Ces garanties constituent le socle d’un État transitoire légitime. Elles traduiront la volonté ou non de substituer d’une part la redevabilité à la Nation à la personnalisation du pouvoir et, d’autre part, la transparence à la connivence.
Et ici, les enjeux d’indépendance en termes d’organes de justice transitionnelle sont essentiels. Ces organes doivent être composés de personnalités reconnues pour leur intégrité et non affiliées à des partis ou des institutions militaires. La présence d’experts étrangers ou d’observateurs régionaux pourrait idéalement renforcer cette crédibilité, sans qu’elle puisse pour autant porter atteinte à la souveraineté nationale.
La transition, un temps limité pour une œuvre durable
Deux ans peuvent paraître courts pour reconstruire un État. Mais 730 jours paraîtront longs pour une population qui attend désormais des résultats tangibles. L’enjeu n’est donc pas la durée, mais la clarté des priorités.
Rétablir la justice et la vérité historique à travers une commission nationale indépendante, réformer les institutions garantes de la démocratie, préparer des élections inclusives et crédibles sont trois chantiers prioritaires de la transition qui se met en place.
Toute autre ambition – au-delà des logiques de redressement économique et d’actions sociales immédiates – que seraient la rédaction précipitée d’une nouvelle Constitution, la multiplication des ministères, ou la recherche de consensus artificiels —diluerait la mission première de la transition : rendre l’État à la Nation.
La justice comme condition de la légitimité
La transition ne sera jugée que sur un seul critère : aura-t-elle restauré la confiance des Malagasy dans leurs institutions ? Cette confiance ne naîtra ni de promesses, ni de discours, mais de la conviction que nul n’est au-dessus de la loi.
Organiser une justice transitionnelle n’est pas un luxe académique, c’est une exigence politique et historique.
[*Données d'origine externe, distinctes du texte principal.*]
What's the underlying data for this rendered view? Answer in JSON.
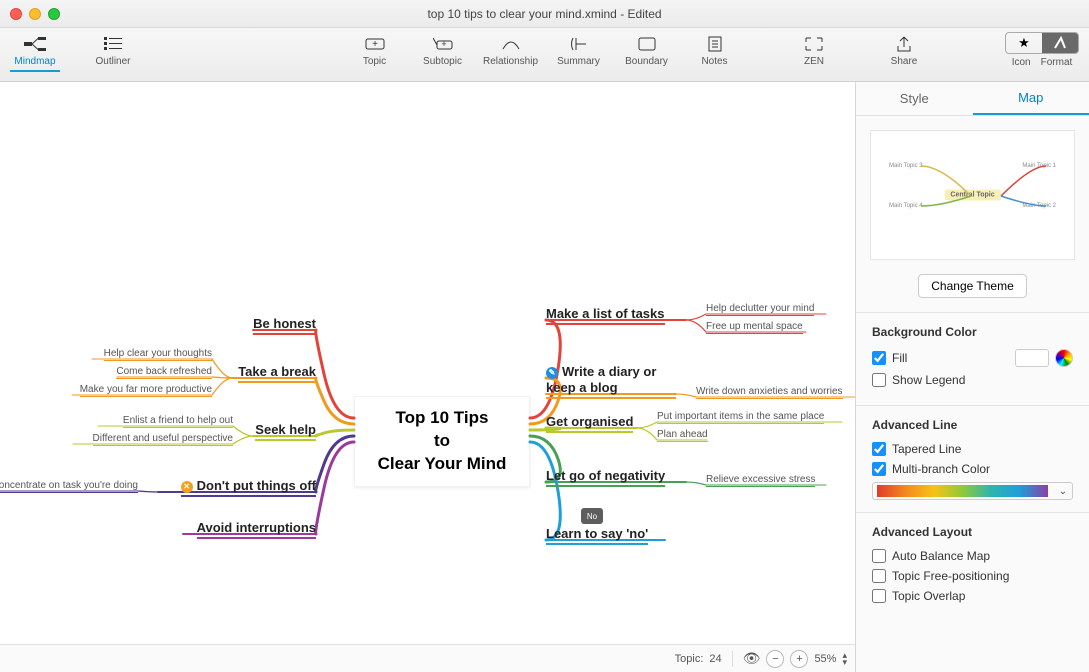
{
  "window": {
    "title": "top 10 tips to clear your mind.xmind - Edited"
  },
  "toolbar": {
    "left": [
      {
        "label": "Mindmap",
        "icon": "mindmap",
        "active": true
      },
      {
        "label": "Outliner",
        "icon": "outliner",
        "active": false
      }
    ],
    "center": [
      {
        "label": "Topic",
        "icon": "topic"
      },
      {
        "label": "Subtopic",
        "icon": "subtopic"
      },
      {
        "label": "Relationship",
        "icon": "relationship"
      },
      {
        "label": "Summary",
        "icon": "summary"
      },
      {
        "label": "Boundary",
        "icon": "boundary"
      },
      {
        "label": "Notes",
        "icon": "notes"
      }
    ],
    "right1": [
      {
        "label": "ZEN",
        "icon": "zen"
      },
      {
        "label": "Share",
        "icon": "share"
      }
    ],
    "segment": {
      "icon_label": "Icon",
      "format_label": "Format",
      "active": "Format"
    }
  },
  "mindmap": {
    "center": "Top 10 Tips\nto\nClear Your Mind",
    "left": [
      {
        "label": "Be honest",
        "color": "#e3443a",
        "subs": []
      },
      {
        "label": "Take a break",
        "color": "#f29a1f",
        "subs": [
          "Help clear your thoughts",
          "Come back refreshed",
          "Make you far more productive"
        ]
      },
      {
        "label": "Seek help",
        "color": "#b7c92b",
        "subs": [
          "Enlist a friend to help out",
          "Different and useful perspective"
        ]
      },
      {
        "label": "Don't put things off",
        "color": "#4f3a8f",
        "marker": {
          "bg": "#f2a21e",
          "text": "✕"
        },
        "subs": [
          "Concentrate on task you're doing"
        ]
      },
      {
        "label": "Avoid interruptions",
        "color": "#9b3a9b",
        "subs": []
      }
    ],
    "right": [
      {
        "label": "Make a list of tasks",
        "color": "#e3443a",
        "subs": [
          "Help declutter your mind",
          "Free up mental space"
        ]
      },
      {
        "label": "Write a diary or keep a blog",
        "color": "#f29a1f",
        "marker": {
          "bg": "#1f8fe0",
          "text": "✎"
        },
        "wrap": true,
        "subs": [
          "Write down anxieties and worries"
        ]
      },
      {
        "label": "Get organised",
        "color": "#b7c92b",
        "subs": [
          "Put important items in the same place",
          "Plan ahead"
        ]
      },
      {
        "label": "Let go of negativity",
        "color": "#47a053",
        "subs": [
          "Relieve excessive stress"
        ]
      },
      {
        "label": "Learn to say 'no'",
        "color": "#1f9ed8",
        "badge": "No",
        "subs": []
      }
    ]
  },
  "sidebar": {
    "tabs": {
      "style": "Style",
      "map": "Map",
      "active": "Map"
    },
    "preview_center": "Central Topic",
    "change_theme": "Change Theme",
    "bgcolor": {
      "title": "Background Color",
      "fill_label": "Fill",
      "fill": true,
      "swatch": "#ffffff",
      "show_legend_label": "Show Legend",
      "show_legend": false
    },
    "advline": {
      "title": "Advanced Line",
      "tapered_label": "Tapered Line",
      "tapered": true,
      "multi_label": "Multi-branch Color",
      "multi": true
    },
    "advlayout": {
      "title": "Advanced Layout",
      "auto_label": "Auto Balance Map",
      "auto": false,
      "free_label": "Topic Free-positioning",
      "free": false,
      "overlap_label": "Topic Overlap",
      "overlap": false
    }
  },
  "status": {
    "topic_label": "Topic:",
    "topic_count": "24",
    "zoom": "55%"
  }
}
Elle seule permettra d’interrompre le cycle des crises, d’assainir la vie publique et de rendre aux citoyens le sentiment que la République existe encore.
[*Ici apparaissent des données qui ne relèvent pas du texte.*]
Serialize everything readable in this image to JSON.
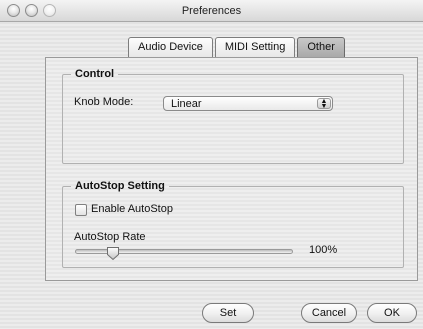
{
  "window": {
    "title": "Preferences"
  },
  "tabs": [
    {
      "label": "Audio Device",
      "active": false
    },
    {
      "label": "MIDI Setting",
      "active": false
    },
    {
      "label": "Other",
      "active": true
    }
  ],
  "control": {
    "legend": "Control",
    "knob_mode_label": "Knob Mode:",
    "knob_mode_value": "Linear"
  },
  "autostop": {
    "legend": "AutoStop Setting",
    "enable_label": "Enable AutoStop",
    "enable_checked": false,
    "rate_label": "AutoStop Rate",
    "rate_value_text": "100%",
    "rate_position_fraction": 0.18
  },
  "buttons": {
    "set": "Set",
    "cancel": "Cancel",
    "ok": "OK"
  }
}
Deux ans de transition ne seront crédibles que s’ils sont deux ans de vérité, de justice et de réforme. Sans cela, la période ne fera que reproduire l’histoire d’une République suspendue, incapable de se juger pour mieux renaître. La justice n’est pas un volet secondaire du processus politique : elle en est le cœur, la condition de légitimité et la seule promesse que la transition puisse tenir envers le peuple malagasy.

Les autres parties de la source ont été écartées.